He meant it in the nicest possible way

From USA Today:

Charles Stanley, senior pastor of First Baptist Church of Atlanta, rose to address about 3,000 worshipers gathered for the 9 a.m. service Sunday and cut right to the point.
“He’s probably the kindest pope I’ve ever known in all my years,” said Stanley, who became senior pastor of the now 15,000-member church in 1971. “He’s the only one who’s every apologized for the persecution that Catholics have brought upon other peoples.”

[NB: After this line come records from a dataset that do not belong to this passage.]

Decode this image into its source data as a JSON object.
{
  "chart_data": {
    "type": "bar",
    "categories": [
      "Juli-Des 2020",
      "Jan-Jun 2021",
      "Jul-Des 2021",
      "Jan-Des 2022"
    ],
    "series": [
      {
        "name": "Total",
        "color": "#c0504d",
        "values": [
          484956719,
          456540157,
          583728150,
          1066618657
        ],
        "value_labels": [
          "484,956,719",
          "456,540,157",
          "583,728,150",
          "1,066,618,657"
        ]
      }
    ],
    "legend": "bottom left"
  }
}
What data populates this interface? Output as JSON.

This was a little tactless, ya gotta admit. It makes Dr. Stanley sound as if the injustices of religious persecution had all been committed on one side. Does he need to look up from his copy of Foxe’s Book of Martyrs and notice the Reformation-inspired persecution of Catholics? Has anybody volunteered yet to express regret before God and man for the martyrdoms, say, of English and Irish Catholics? How about that of St. Fidelis in Switzerland? I don’t know if it’s been done — I hope somebody’s done it — but it would at least be a good thing.

4 comments

  1. Most evangelicals I know are sad at his passing. Most flags are at half mast.
    But I did hear a rather snide comment followed by the other person’s cackle yesterday. That was certainly conduct unbecoming.
    As for him, I don’t fear for him! I fear for us, now that he’s gone. I don’t think that the coming years will be kind to us.

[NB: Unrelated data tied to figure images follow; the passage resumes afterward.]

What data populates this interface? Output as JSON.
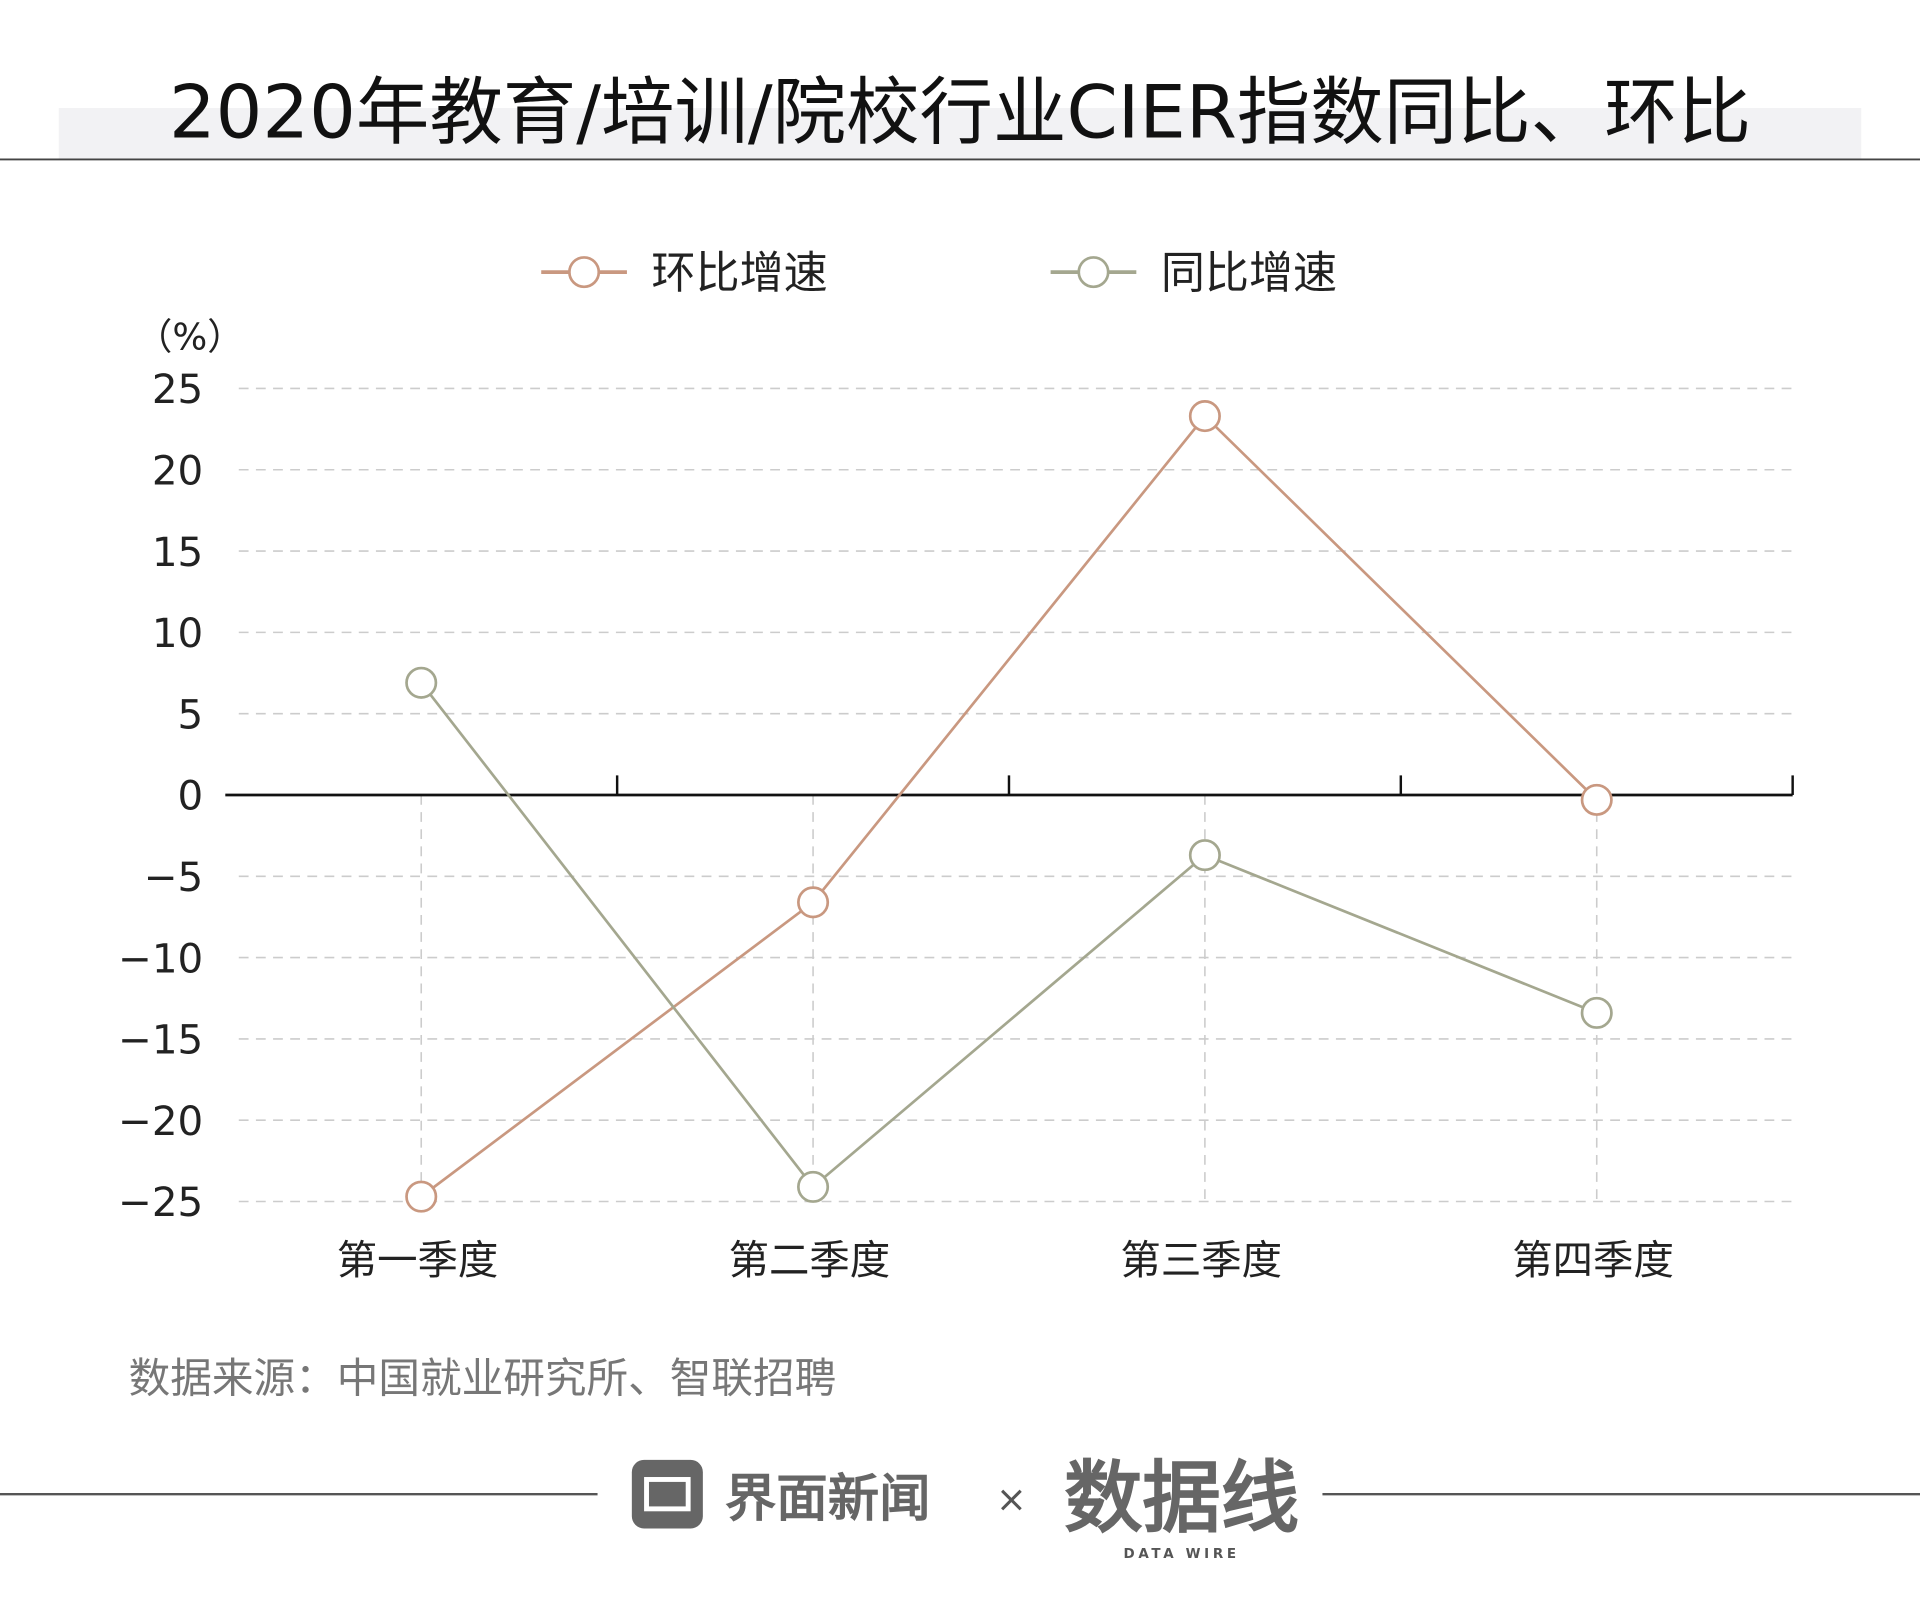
{
  "chart_data": {
    "type": "line",
    "title": "2020年教育/培训/院校行业CIER指数同比、环比",
    "ylabel": "（%）",
    "xlabel": "",
    "categories": [
      "第一季度",
      "第二季度",
      "第三季度",
      "第四季度"
    ],
    "ylim": [
      -25,
      25
    ],
    "yticks": [
      25,
      20,
      15,
      10,
      5,
      0,
      -5,
      -10,
      -15,
      -20,
      -25
    ],
    "ytick_labels": [
      "25",
      "20",
      "15",
      "10",
      "5",
      "0",
      "−5",
      "−10",
      "−15",
      "−20",
      "−25"
    ],
    "grid": true,
    "legend_position": "top-center",
    "series": [
      {
        "name": "环比增速",
        "color": "#c99880",
        "values": [
          -24.7,
          -6.6,
          23.3,
          -0.3
        ]
      },
      {
        "name": "同比增速",
        "color": "#a4a78f",
        "values": [
          6.9,
          -24.1,
          -3.7,
          -13.4
        ]
      }
    ]
  },
  "source": "数据来源：中国就业研究所、智联招聘",
  "footer": {
    "brand": "界面新闻",
    "times": "×",
    "partner": "数据线",
    "partner_sub": "DATA WIRE"
  }
}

  2. Ol’ Chuck’s an interesting fellow.
    “Listen! Listen…”
    He was the source of a minor SBC scandal when he and his wife of who knows how many years finally divorced. He had originally said that he didn’t believe a divorced man should be pastor and that if it ever happened to him, he would step down. That…just didn’t happen. Chuck? Did you listen, listen to yourself?